Il ne s'agit pas de stigmatiser la religion musulmane dans les établissements pénitentiaires, mais de faciliter l'exercice du culte, soulagé de la pression de personnes plus radicalisées qui viennent contrecarrer le travail des aumôniers.
Malgré la proportion importante de détenus de confession musulmane, les moyens mis en oeuvre pour accompagner cette religion n'ont pas été suffisants.
Le seul regroupement des prosélytes a eu pour effet d'apaiser la détention et de permettre la mise en place des programmes de prise en charge selon les publics.
On ne pourra pas « défondamentaliser » une personne très ancrée dans sa religion. En revanche, une prise en charge particulière doit être organisée pour ceux qui se sont rendus en Syrie, au Pakistan ou au Yémen – on sait combien l'expérience et ses suites peuvent être dures à vivre. À cet égard, un parallèle pourrait sans doute être établi avec les militaires de retour de théâtres d'opérations pour lesquels un accompagnement s'avère parfois indispensable. Ces personnes peuvent être prises en charge dans les établissements pénitentiaires, puisqu'elles y sont le plus souvent incarcérées à leur retour.
Il faut également proposer des programmes, qui restent à déterminer car aujourd'hui personne ne connaît la recette, aux personnes appartenant à la troisième catégorie que j'ai mentionnée, afin de les soustraire à l'emprise du fondamentalisme.
Je le redis, la prison n'est pas synonyme de radicalisation. Pour alerter sur ce phénomène, il faut, dès l'école, s'adresser à toutes les couches de la population.

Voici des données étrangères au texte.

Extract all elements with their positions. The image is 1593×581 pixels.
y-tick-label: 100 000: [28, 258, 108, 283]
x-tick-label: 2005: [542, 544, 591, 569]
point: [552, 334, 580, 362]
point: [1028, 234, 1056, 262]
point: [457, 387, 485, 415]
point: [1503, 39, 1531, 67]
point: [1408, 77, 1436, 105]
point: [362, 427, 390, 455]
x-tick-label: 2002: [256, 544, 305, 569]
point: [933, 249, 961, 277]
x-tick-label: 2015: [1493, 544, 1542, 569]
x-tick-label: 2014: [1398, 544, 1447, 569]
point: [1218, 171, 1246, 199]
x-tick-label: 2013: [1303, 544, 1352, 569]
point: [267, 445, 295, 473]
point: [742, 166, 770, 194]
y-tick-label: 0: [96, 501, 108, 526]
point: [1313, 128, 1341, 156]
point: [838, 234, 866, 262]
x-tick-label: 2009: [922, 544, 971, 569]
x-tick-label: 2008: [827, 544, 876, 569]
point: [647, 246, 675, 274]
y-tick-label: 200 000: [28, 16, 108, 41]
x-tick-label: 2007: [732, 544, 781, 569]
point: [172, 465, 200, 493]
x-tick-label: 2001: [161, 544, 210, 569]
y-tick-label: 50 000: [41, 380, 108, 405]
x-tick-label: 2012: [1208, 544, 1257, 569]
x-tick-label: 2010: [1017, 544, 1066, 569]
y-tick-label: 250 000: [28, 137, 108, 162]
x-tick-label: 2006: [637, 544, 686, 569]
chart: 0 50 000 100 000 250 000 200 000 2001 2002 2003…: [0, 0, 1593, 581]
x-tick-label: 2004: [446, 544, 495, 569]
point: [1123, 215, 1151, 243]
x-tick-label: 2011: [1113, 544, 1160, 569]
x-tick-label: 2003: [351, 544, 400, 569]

Quand les personnes arrivent en prison, nous ne pouvons pas toujours repérer qu'elles risquent de commettre des actes graves. Lors de sa première incarcération, Amedy Coulibaly n'a jamais été identifié par l'administration pénitentiaire comme terroriste potentiel – il s'est fait remarquer par un reportage interdit dénonçant les conditions de détention, qu'il a réalisé avec son téléphone et vendu à un média. Lors de sa deuxième incarcération, il est signalé au service de renseignement intérieur, mais n'est pas considéré comme possible auteur d'actes très graves.

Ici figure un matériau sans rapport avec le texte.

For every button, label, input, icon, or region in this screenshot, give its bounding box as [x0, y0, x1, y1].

Depuis plusieurs années, nous réclamons un renforcement du service de renseignement pénitentiaire, qui semble désormais à l'ordre du jour. Aujourd'hui, de nombreuses personnes qui fournissent des renseignements exercent d'autres fonctions au sein de l'établissement. Parallèlement, la déperdition d'information est forte.
Le service du renseignement pénitentiaire a été créé en 2003 pour travailler sur le grand banditisme. Avec les évolutions qu'a connues notre société, le service s'est étoffé et ses missions ont été étendues à la lutte contre le terrorisme.
Dans la réorganisation en cours de l'administration pénitentiaire, concomitante au déménagement de certaines directions du ministère de la justice à Aubervilliers, le choix a été fait de supprimer l'état-major de sécurité. De notre point de vue, ce choix est une erreur. Le fait de disséminer la sécurité au sein de plusieurs directions risque de diluer cette mission. Si tout le monde fait de la sécurité, plus personne n'en fait… La disparition de l'état-major de sécurité risque de poser problème à terme.